In gold vein deposits, the ore shoots tend to be deposited in an elongated plunging direction. The majority of the time, the ore shoot plunge for orogenic gold deposits arises from the mineral deposition and direction of the fluid flow controlled by structures.

== Sizes and structure ==
The circumference of deposit sizes can range from a few meters to many kilometers. A structure may consist of multiple ore shoots with some veins or lodes being as thick as 5-20 ft, and extending to thousands of feet horizontally and vertically. The shoots tend to be thicker and richer in center areas rather than being distributed equally. The geometrical values of the ore shoot are expressed using the breadth, dip and strike lengths as well as the plunge lengths. The average mass for most ore shoots are between 1 x 10^6 and 2 x 10^4 tonnes.

== Formation ==
There are complex stratigraphic historical parameters required in understanding how ore shoots are formed. Rocks go through numerous ductile and brittle deformation events before they become mineralized. The different locations of ore shoots in Australia are determined by investigating the internal architecture of the rock pile. The longest shoots occur on the flanks of the basalt flows with the largest lateral extent. The geometry and internal structure of the basalt flows is important for predicting the likelihood and extent of the ore shoots. The catalytic effect of different geological events leading up to an ore shoot formation is called "ground preparation". Varying forms of ground preparation are; 1. sequential deformation which produces grain in the ore district. 2. severe faulting and jointing that enhances the permeability and surface area where the ore minerals can precipitate. 3. Interplay between the ore fluid deformation which produces an ore shoot.
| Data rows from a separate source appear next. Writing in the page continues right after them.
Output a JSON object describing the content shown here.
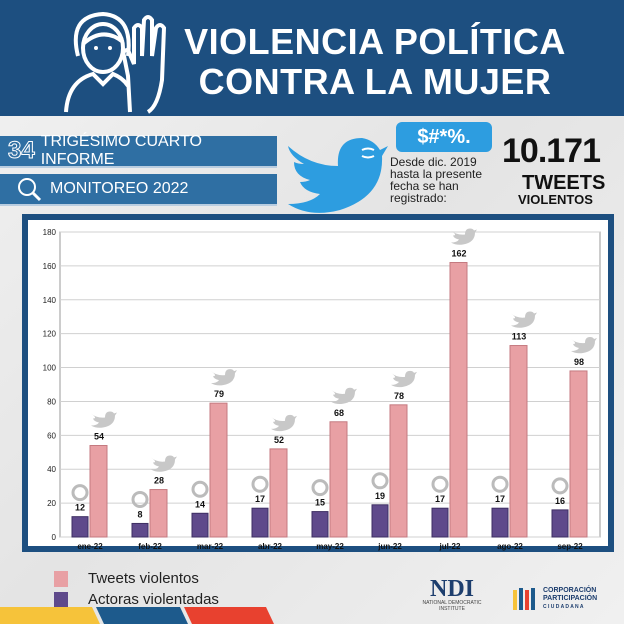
{
  "header": {
    "title_line1": "VIOLENCIA POLÍTICA",
    "title_line2": "CONTRA LA MUJER"
  },
  "bands": {
    "report_number": "34",
    "report_label": "TRIGÉSIMO CUARTO INFORME",
    "monitoring_label": "MONITOREO 2022"
  },
  "callout": {
    "bubble": "$#*%.",
    "desde": "Desde dic. 2019 hasta la presente fecha se han registrado:",
    "total": "10.171",
    "tweets": "TWEETS",
    "violentos": "VIOLENTOS"
  },
  "logos": {
    "ndi": "NDI",
    "ndi_sub": "NATIONAL DEMOCRATIC INSTITUTE",
    "cpc1": "CORPORACIÓN",
    "cpc2": "PARTICIPACIÓN",
    "cpc3": "C I U D A D A N A"
  },
  "colors": {
    "tweets": "#e8a0a4",
    "actoras": "#5f4a8b",
    "frame": "#1d4f80"
  },
  "chart_data": {
    "type": "bar",
    "categories": [
      "ene-22",
      "feb-22",
      "mar-22",
      "abr-22",
      "may-22",
      "jun-22",
      "jul-22",
      "ago-22",
      "sep-22"
    ],
    "series": [
      {
        "name": "Actoras violentadas",
        "values": [
          12,
          8,
          14,
          17,
          15,
          19,
          17,
          17,
          16
        ]
      },
      {
        "name": "Tweets violentos",
        "values": [
          54,
          28,
          79,
          52,
          68,
          78,
          162,
          113,
          98
        ]
      }
    ],
    "ylim": [
      0,
      180
    ],
    "yticks": [
      0,
      20,
      40,
      60,
      80,
      100,
      120,
      140,
      160,
      180
    ],
    "grid": true,
    "legend": "bottom-left"
  }
}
== Location Example: Jianzhupo Deposit ==
Found in the Guangxi region in South China, the Jianzhupo Sb-Pb-Zn-Ag deposit has been explored and studied over decades, by using different parameters to understand the formation. These include the use of geological fluid inclusions as well as H-O isotopic data that can be found during the mineralization's main stage. The Jianzhupo deposit is located within the Danchi Sn-polymetalic belt, and experienced major faulting and subsidence during the Devonian-Carboniferous Periods following folding during the Middle Triassic, and then finally underwent extension during the Cretaceous. The deposit was drilled into for fluid inclusions samples at varying depths, recovering 30 thin sections that were then used for petrographic fluid inclusion analysis.